Revd Kerry Tankard, our District Chair, shared this letter in our March 2024 Newsletter…
“Rejoice in the Lord always; again, I will say, REJOICE!” Philippians 4.4
Dear friends,
There are many joys and privileges to serving as your Chair, and I am very fortunate to be writing this letter as I enjoy one of them. I am on retreat with Northern Church Leaders, and we are being blessed and graced by the reflections and insights of Revd Dr Susan Durber, a URC minister who is currently elected to serve as the President of the European Region of the World Council of Churches.
She has invited us to reflect on joy, and its place in our lives. She has done this not from abstraction, but from Paul’s letter to the Philippians. A letter written by a man in prison, who is conscious of the threat to his life, and yet who tells the Church at Philippi, time and time again, to rejoice, not on one occasion or another, but “always”!

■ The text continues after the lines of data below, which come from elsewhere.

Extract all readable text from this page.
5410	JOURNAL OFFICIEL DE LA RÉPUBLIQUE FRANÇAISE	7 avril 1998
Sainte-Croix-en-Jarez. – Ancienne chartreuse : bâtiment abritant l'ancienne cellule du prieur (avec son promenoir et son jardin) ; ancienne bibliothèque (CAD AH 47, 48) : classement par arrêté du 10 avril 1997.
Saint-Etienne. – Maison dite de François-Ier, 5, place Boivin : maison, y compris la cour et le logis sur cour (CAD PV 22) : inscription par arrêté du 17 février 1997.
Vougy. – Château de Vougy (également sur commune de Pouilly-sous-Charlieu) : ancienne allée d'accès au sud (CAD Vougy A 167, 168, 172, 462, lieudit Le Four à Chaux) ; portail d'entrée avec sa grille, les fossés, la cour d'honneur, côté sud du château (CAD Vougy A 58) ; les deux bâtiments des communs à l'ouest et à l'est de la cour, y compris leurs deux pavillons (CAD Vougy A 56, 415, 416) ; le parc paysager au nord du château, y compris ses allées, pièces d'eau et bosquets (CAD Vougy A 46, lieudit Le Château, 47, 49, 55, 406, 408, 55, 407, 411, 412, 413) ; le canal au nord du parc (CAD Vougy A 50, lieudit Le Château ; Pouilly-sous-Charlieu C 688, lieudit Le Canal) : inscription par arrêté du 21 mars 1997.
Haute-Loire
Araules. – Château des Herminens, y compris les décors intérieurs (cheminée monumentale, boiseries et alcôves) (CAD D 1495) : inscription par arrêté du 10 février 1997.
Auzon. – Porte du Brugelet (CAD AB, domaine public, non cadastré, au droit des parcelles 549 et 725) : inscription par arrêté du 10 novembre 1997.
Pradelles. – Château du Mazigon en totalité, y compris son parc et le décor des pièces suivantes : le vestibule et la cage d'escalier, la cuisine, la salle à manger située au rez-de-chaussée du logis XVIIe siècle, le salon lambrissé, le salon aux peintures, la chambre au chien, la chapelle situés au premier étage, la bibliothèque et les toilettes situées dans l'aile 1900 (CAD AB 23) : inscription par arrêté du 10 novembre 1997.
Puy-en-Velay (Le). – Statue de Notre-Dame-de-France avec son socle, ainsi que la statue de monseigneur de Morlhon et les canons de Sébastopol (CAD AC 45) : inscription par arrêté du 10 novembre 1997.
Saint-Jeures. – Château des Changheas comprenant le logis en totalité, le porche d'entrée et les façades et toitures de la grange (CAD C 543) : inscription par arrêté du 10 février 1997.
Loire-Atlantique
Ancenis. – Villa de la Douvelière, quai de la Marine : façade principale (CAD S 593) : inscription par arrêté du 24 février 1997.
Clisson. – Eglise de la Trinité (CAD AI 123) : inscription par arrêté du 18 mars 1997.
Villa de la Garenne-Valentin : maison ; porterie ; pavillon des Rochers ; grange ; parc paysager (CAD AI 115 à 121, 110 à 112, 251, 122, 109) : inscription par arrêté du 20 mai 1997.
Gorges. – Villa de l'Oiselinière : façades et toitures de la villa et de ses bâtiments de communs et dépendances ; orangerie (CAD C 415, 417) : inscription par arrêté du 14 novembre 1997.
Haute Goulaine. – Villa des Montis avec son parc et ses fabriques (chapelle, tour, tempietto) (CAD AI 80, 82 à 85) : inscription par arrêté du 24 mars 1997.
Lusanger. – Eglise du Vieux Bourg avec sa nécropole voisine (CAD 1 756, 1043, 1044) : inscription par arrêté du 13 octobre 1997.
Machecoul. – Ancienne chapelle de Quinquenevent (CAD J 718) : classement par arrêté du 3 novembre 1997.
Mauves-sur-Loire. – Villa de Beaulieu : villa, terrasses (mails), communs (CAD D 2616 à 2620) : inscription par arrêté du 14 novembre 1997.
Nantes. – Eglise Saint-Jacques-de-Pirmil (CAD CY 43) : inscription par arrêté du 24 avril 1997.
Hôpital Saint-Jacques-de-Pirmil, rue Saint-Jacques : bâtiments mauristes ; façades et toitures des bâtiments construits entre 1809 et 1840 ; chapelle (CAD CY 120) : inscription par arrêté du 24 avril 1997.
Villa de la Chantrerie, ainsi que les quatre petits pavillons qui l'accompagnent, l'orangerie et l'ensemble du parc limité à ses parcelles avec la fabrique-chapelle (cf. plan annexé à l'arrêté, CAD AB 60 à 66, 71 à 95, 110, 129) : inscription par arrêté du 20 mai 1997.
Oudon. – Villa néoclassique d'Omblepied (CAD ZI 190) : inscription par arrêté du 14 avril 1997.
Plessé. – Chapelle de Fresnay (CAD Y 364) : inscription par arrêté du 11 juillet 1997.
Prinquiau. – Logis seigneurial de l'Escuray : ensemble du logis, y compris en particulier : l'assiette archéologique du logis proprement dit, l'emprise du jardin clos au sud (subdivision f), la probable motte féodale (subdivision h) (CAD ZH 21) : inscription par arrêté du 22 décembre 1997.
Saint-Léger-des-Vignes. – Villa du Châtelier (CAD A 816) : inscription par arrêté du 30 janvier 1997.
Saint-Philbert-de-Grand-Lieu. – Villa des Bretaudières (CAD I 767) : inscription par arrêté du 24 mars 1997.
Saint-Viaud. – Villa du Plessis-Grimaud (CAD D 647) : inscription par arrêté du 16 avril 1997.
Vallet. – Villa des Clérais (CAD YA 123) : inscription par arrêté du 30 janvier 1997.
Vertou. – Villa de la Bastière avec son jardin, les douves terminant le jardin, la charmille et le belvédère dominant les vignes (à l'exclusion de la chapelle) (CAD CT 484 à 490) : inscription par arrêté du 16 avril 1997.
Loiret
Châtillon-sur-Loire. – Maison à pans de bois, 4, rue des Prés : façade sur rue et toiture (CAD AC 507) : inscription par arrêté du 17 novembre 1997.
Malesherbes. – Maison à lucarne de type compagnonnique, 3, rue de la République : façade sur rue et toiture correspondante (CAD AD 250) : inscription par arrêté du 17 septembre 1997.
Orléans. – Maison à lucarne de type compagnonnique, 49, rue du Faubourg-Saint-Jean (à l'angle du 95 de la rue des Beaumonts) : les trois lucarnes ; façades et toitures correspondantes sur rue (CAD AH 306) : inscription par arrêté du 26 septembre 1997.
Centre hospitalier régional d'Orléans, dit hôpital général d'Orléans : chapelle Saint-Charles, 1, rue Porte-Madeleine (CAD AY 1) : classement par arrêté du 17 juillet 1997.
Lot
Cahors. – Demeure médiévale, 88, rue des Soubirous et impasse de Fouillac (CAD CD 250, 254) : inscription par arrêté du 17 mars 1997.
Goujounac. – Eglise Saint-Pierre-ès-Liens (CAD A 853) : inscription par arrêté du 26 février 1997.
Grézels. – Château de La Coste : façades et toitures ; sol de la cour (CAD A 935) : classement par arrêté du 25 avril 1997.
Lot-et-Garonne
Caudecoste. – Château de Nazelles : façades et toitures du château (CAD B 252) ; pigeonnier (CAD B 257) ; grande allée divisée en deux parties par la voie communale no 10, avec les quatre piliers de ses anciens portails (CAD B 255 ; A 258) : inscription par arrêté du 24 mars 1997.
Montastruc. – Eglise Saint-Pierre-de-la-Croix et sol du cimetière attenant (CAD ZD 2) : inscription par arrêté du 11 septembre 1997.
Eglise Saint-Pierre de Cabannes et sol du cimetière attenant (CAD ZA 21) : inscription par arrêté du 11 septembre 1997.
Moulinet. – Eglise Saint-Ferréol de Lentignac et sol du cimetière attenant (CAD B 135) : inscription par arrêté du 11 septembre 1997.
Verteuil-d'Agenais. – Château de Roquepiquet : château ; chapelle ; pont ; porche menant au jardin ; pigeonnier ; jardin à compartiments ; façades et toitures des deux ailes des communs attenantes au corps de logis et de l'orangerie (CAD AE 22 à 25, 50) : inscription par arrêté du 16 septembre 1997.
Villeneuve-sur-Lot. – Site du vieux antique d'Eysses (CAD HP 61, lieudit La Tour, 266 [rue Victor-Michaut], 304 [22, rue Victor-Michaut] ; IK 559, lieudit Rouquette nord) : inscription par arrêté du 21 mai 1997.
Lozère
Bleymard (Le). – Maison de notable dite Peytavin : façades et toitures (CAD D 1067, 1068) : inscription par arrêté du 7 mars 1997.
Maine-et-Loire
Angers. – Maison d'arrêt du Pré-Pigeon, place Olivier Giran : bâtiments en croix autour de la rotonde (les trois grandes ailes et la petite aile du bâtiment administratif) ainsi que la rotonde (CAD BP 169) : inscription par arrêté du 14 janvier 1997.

Dietrich Bonhoeffer, a much later disciple writing from prison, would also speak of joy and tell us why it is possible: “The joy of God has gone through the poverty of the manger and the distress of the cross; therefore it is invincible and irrefutable.”
I think these are words we need to embrace and receive, as they define joy not as a fleeting fancy, or a delusion, but an act of resistance, and a protest against overwhelm.
Across our churches, among ministers and volunteers, there is a genuine awareness of struggle, overwhelm, fatigue, and in some cases even a sense of failure. All of this can lead to a sense of denying joy, but joy is being given to us. Joy is possible, and beautifully defiantly so.
Yes, things can be hard in many of our churches, communities, and lives, but there is a real invitation, in the this season of Easter, to remember that Christ has lived such hardship, Christ has died at the hands of others, but God also overcomes all of this in Christ and shows it in his resurrection. Joy is possible, not simply as an idea, but as a truth to be received and celebrated.
What will it mean for you to be joyful, even in your own metaphorical prison? What will it mean for your church to be joyful, even amid anxiety and concern? I invite you to receive joy, to live joy, and to allow joy to be with you in everything that is happening.